The Great Republic of the Stamstani Province was the second largest country in the Itherïl Rejürer (Impexi: Iferiskavsa Ner’Gemiksoaf, Stamstani: Nar Iferilgen) - the lands at the north of Hêyth Rejüsis - for a few hundred years until 1017 when it was destroyed completely by a powerful weapon in a great war.
It was one of the first democratic nations in the world. In 1010 it had five major political parties operating across all three chambers of its parliament.
From smallest to largest these were:
I am watching this with great interest
(also I must ask, what are you using to make the political parties and parliament diagram?)
The diagram maker was just a thing I found online, you can download SVG file from it but the forum doesn’t support them I think.
The political party info was screenshots from my note taking app. There’s definitely more wordlbuilding-oriented apps people have made which are really similar to this but Obsidian is as basic or as complex as you make it.
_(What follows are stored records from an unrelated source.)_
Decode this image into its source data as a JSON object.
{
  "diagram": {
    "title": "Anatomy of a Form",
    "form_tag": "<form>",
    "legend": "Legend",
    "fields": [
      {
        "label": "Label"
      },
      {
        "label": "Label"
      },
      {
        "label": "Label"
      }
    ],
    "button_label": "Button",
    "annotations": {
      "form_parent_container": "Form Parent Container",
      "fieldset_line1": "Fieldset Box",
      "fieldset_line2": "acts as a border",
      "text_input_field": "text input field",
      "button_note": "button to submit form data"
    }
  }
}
These are the plugins I use although in terms of appearance only Style Settings matters as it integrates with the theme I’m using
And I use a customised version of the ITS theme since it lets me create stuff like info boxes (and a load more, but I haven’t checked everything out)
Pǎdaesêri is the name of the currency issued by the Grand Courts for the commissioning of bounties. They are provided in rectangular tokens usually made of silver, or a silver alloy and each pǎdaesêri is generally worth the equivalent to enough to comfortably live for a month. They were designed chiefly for ease of transport and carry by bounty hunters on the move.
The use of soft metals in the currency allows the cutting of metal off the tokens to trade in smaller quantities. The front of a pǎdaesêri is printed with the minting date and original weight, as well as the stamp of the Grand Courts and composition of the metal.
My thought process behind these was actually tea! These are inspired by tea-bricks which were used as currency in some parts of the world. I wanted something that could be universally valuable for bounty hunters and also compact enough to carry on you.